Всего несколько шагов разделяют теперь их и нас. Я напоминаю себе, что фрау Гольдшмидт злая; она накричала на меня и не дала мне погулять с Флоки. Пусть получит то, что заслужила. На герра Гольдшмидта я стараюсь не глядеть.

– Еврейские свиньи! – Мой голос набирает уверенность. Фрау Гольдшмидт бьет дрожь, а Томас хохочет. Это придает мне смелости. – Отвратительно! Как можно жить рядом со свиньями? – Я не гляжу на Гольдшмидтов, и слова даются мне легко. Вот они уже льются из меня потоком, кислым и противным, как рвота. – Свинарники. Свиньи должны жить в свинарниках, а не в домах!

Моя голова наполняется звоном. Мы с Томасом сначала хохочем как сумасшедшие, потом бежим прочь, на другую сторону улицы.

Но выражение морщинистого лица герра Гольдшмидта и рука его супруги, которая лежит на его локте и дрожит так, словно подпрыгивает, врезаются мне в память, и чувство тошноты не проходит, когда мы оставляем их позади.

Нельзя стать вождем, если не веришь в то, что делаешь. Это голос Гитлера. Я поднимаю голову, выпрямляю плечи и согласно киваю. Он прав. Нельзя позволять себе слабость; у меня есть дело, и исполнить его могу только я.
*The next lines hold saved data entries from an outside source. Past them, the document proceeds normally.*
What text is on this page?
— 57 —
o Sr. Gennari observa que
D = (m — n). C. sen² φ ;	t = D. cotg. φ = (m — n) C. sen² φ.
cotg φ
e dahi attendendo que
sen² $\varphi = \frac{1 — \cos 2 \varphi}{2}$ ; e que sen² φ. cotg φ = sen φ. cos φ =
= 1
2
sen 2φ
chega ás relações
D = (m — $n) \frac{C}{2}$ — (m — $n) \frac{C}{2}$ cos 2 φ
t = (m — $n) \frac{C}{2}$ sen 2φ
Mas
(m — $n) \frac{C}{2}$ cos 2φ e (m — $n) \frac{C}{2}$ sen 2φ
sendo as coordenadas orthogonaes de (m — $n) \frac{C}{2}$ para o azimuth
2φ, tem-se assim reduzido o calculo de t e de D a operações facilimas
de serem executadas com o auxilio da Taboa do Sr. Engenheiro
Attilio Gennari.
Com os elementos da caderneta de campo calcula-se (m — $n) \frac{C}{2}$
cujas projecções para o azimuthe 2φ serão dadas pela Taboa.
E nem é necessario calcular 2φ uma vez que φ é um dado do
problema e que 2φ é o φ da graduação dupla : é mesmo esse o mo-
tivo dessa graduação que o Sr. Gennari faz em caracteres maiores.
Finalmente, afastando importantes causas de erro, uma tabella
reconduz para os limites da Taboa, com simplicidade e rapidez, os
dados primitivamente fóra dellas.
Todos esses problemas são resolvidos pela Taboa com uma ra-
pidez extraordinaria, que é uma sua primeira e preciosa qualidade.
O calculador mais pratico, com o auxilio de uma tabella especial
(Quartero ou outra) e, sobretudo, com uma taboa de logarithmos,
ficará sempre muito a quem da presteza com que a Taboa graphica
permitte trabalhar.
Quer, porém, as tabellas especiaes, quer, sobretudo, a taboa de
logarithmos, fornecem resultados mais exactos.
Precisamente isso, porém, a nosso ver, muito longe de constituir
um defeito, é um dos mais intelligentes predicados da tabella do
Мы стоим в папином кабинете, плечом к плечу. Я крепко держу Томаса за руку, чтобы тот не трусил. Он совсем онемел от страха.

Обводя комнату взглядом, в первый раз вижу ее глазами Томаса: огромный письменный стол с кожаной столешницей, массивное папино кресло, от пола до потолка – полки с папками и трудами вождей, и сам папа – светлые волосы гладко зачесаны назад, черная форма придает внушительности крупному телу.

– Ну? – Папа приподымает светлую бровь, глядя на нас поверх полукружий очков для чтения.

Воздух в комнате спертый, пахнет застарелым сигарным дымом и терпким алкогольным духом – виски.

Томас стоит, как в рот воды набрал, и я начинаю бояться, что он передумает или папа потеряет терпение и выгонит нас из кабинета.

Забудь о слабости. Молодежь, перед которой содрогнется мир.

– Папа… – начинаю я неожиданно громким голосом. – Ты же помнишь Томаса? Он хочет кое о чем доложить, но боится и не знает, с кем ему поговорить. Я подумала, может быть, ты его выслушаешь.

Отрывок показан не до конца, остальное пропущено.